FORT MCMURRAY (CANADA)
Grande Prairie Daily Herald Tribune [Alberta, Canada]

July 2, 2021

By Vincent McDermott

Two people who attended the Holy Angels Residential School in Fort Chipewyan are accusing Father J.A. Turcotte, who has an elementary school named after him in Fort McMurray, of sexually abusing their peers in the 1960s.

“I could hear him do things to the others,” the man said. “He didn’t get what he wanted from me but I watched out for him all the time.”

Chief Allan Adam of the Athabasca Chipewyan First Nation said the older students used to call Turcotte “Father Jerk-off.” He was not at the school at the same time as Turcotte, but said stories were common among the older children, including siblings, who knew him.

“They honour him while we walk the streets of Fort McMurray,” said Adam.

Adam made his accusations while speaking at the Bring Our Children Home Healing Rally outside St. John the Baptist Roman Catholic Church in downtown Fort McMurray.

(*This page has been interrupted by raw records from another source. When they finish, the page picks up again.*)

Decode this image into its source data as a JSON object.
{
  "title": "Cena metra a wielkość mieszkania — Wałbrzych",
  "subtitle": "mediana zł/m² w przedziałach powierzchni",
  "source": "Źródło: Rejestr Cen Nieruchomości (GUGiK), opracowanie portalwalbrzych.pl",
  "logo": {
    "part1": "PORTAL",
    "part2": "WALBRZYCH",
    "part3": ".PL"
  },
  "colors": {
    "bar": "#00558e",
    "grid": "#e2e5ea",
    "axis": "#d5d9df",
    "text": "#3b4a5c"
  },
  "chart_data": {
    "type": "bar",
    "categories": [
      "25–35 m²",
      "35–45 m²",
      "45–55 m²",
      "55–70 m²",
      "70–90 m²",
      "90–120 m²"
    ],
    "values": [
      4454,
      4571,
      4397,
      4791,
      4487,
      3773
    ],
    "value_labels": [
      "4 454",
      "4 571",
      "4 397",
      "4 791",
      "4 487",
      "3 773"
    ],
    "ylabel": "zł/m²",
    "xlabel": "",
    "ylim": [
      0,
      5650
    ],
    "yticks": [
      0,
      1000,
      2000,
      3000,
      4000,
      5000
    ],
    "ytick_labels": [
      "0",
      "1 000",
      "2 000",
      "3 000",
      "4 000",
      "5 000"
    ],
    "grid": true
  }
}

During his speech, he fought tears as he described the physical, sexual and emotional abuse he witnessed at Holy Angels. Adam did not blame the residential schools exclusively on church leaders, since they were also carrying out policies designed by the Canadian politicians and enforced by police.

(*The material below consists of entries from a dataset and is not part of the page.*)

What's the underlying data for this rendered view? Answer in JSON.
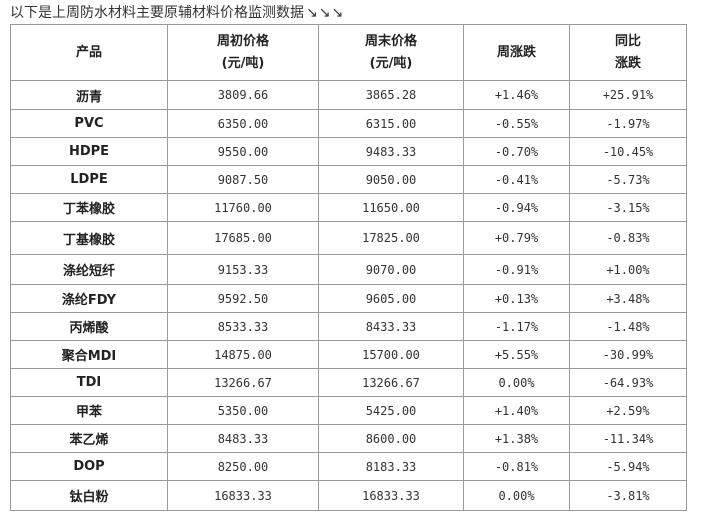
{
  "intro": {
    "text": "以下是上周防水材料主要原辅材料价格监测数据",
    "arrows": "↘↘↘"
  },
  "header": {
    "product": "产品",
    "start_price_line1": "周初价格",
    "start_price_line2": "(元/吨)",
    "end_price_line1": "周末价格",
    "end_price_line2": "(元/吨)",
    "weekly_change": "周涨跌",
    "yoy_line1": "同比",
    "yoy_line2": "涨跌"
  },
  "colors": {
    "up": "#e00000",
    "down": "#008000",
    "border": "#9a9a9a"
  },
  "rows": [
    {
      "name": "沥青",
      "start": "3809.66",
      "end": "3865.28",
      "weekly": "+1.46%",
      "yoy": "+25.91%"
    },
    {
      "name": "PVC",
      "start": "6350.00",
      "end": "6315.00",
      "weekly": "-0.55%",
      "yoy": "-1.97%"
    },
    {
      "name": "HDPE",
      "start": "9550.00",
      "end": "9483.33",
      "weekly": "-0.70%",
      "yoy": "-10.45%"
    },
    {
      "name": "LDPE",
      "start": "9087.50",
      "end": "9050.00",
      "weekly": "-0.41%",
      "yoy": "-5.73%"
    },
    {
      "name": "丁苯橡胶",
      "start": "11760.00",
      "end": "11650.00",
      "weekly": "-0.94%",
      "yoy": "-3.15%"
    },
    {
      "name": "丁基橡胶",
      "start": "17685.00",
      "end": "17825.00",
      "weekly": "+0.79%",
      "yoy": "-0.83%"
    },
    {
      "name": "涤纶短纤",
      "start": "9153.33",
      "end": "9070.00",
      "weekly": "-0.91%",
      "yoy": "+1.00%"
    },
    {
      "name": "涤纶FDY",
      "start": "9592.50",
      "end": "9605.00",
      "weekly": "+0.13%",
      "yoy": "+3.48%"
    },
    {
      "name": "丙烯酸",
      "start": "8533.33",
      "end": "8433.33",
      "weekly": "-1.17%",
      "yoy": "-1.48%"
    },
    {
      "name": "聚合MDI",
      "start": "14875.00",
      "end": "15700.00",
      "weekly": "+5.55%",
      "yoy": "-30.99%"
    },
    {
      "name": "TDI",
      "start": "13266.67",
      "end": "13266.67",
      "weekly": "0.00%",
      "yoy": "-64.93%"
    },
    {
      "name": "甲苯",
      "start": "5350.00",
      "end": "5425.00",
      "weekly": "+1.40%",
      "yoy": "+2.59%"
    },
    {
      "name": "苯乙烯",
      "start": "8483.33",
      "end": "8600.00",
      "weekly": "+1.38%",
      "yoy": "-11.34%"
    },
    {
      "name": "DOP",
      "start": "8250.00",
      "end": "8183.33",
      "weekly": "-0.81%",
      "yoy": "-5.94%"
    },
    {
      "name": "钛白粉",
      "start": "16833.33",
      "end": "16833.33",
      "weekly": "0.00%",
      "yoy": "-3.81%"
    }
  ]
}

Father J.A. Turcotte O.M.I. School in downtown Fort McMurray on August 26, 2019. Supplied Image/FMCSD
Father J.A. Turcotte O.M.I. School in downtown Fort McMurray on August 26, 2019. Supplied Image/FMCSD

George McGuigan, superintendent of the Fort McMurray Catholic School Division (FMCSD), said in an email after the event that the school division will investigate these accusations and continue working with Indigenous communities.

“Fort McMurray Catholic Schools will continue to actively listen. Listening may at times be uncomfortable, we will not be pleased with all we hear and learn, but we will continue to have tough conversations and move forward together,” wrote McGuigan. “We all have a part to play in reconciliation. However, truth must come first.”

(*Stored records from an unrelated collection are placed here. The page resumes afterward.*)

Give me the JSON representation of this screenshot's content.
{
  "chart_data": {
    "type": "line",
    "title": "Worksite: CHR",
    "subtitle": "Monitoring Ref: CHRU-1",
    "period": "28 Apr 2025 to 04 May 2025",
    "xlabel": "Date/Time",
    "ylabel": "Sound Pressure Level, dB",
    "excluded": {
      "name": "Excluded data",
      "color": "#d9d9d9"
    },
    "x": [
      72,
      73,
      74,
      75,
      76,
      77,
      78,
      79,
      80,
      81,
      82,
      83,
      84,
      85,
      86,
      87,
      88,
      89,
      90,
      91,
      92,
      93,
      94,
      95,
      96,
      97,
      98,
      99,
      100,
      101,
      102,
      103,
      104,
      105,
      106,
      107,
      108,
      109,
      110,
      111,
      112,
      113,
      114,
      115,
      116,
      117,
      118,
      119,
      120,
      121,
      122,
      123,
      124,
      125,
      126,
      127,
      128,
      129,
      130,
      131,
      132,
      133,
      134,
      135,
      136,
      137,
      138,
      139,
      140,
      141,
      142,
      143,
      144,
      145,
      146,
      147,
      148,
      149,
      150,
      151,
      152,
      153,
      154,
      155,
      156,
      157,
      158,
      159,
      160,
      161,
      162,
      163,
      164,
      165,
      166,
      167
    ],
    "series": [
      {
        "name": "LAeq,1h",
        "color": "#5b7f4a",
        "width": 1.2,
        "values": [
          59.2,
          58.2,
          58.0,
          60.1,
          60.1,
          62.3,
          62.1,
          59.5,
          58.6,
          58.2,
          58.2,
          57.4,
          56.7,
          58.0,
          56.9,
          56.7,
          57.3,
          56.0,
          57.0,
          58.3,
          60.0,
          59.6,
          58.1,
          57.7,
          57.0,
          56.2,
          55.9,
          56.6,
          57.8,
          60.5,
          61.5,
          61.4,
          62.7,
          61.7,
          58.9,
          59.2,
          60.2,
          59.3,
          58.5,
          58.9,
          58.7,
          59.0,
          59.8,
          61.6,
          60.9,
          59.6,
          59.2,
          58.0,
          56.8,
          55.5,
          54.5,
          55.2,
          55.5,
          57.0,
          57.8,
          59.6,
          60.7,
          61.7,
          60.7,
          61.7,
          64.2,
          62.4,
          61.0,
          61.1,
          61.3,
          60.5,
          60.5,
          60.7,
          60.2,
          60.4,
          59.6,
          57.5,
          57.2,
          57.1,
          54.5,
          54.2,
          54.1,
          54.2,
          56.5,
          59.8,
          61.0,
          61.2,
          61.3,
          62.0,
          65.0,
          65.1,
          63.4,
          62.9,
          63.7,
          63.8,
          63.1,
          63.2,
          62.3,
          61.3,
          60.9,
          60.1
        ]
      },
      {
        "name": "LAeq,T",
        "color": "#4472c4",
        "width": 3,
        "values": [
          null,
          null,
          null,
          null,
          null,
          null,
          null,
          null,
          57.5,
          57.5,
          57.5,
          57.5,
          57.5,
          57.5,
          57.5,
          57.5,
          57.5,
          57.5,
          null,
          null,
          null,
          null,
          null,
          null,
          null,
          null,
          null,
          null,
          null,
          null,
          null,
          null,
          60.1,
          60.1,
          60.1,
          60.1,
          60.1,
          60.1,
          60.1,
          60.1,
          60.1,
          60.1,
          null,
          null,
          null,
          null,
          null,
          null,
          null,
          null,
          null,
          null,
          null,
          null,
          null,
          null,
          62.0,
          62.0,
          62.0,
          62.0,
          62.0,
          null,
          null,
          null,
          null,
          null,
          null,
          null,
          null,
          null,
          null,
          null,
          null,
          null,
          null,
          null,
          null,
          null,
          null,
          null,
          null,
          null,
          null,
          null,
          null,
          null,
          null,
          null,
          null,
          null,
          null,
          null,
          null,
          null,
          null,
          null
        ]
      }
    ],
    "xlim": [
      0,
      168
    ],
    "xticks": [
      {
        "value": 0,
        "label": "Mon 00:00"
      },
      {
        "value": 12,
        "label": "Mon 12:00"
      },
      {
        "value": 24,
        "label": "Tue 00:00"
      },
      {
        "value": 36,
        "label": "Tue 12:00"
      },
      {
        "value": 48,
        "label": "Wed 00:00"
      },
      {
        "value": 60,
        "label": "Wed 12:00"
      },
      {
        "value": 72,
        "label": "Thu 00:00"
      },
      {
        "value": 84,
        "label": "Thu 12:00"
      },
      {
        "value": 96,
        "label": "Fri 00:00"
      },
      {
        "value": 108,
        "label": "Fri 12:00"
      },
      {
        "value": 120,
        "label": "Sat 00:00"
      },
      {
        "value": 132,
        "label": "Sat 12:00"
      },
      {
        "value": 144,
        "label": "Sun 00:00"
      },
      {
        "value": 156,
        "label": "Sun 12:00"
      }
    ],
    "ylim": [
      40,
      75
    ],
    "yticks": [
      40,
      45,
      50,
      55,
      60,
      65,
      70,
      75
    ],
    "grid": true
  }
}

Turcotte was a Catholic priest who served Fort McMurray first from 1948 and 1958, then between 1963 and 1974. However, he frequently ventured to Catholic missions in rural and Indigenous communities surrounding Fort McMurray. Overall, he spent more than 40 years in the region.

He was a member of the Missionary Oblates of Mary Immaculate, a French order of priests and brothers that ran 57 residential schools. Holy Angels was run by the Grey Nuns, although many Oblate priests also worked at the school.

The Grade 1-6 school bearing his namesake opened in 1969, originally as J.A. Turcotte O.M.I. Elementary School before its current name was adopted in 1983.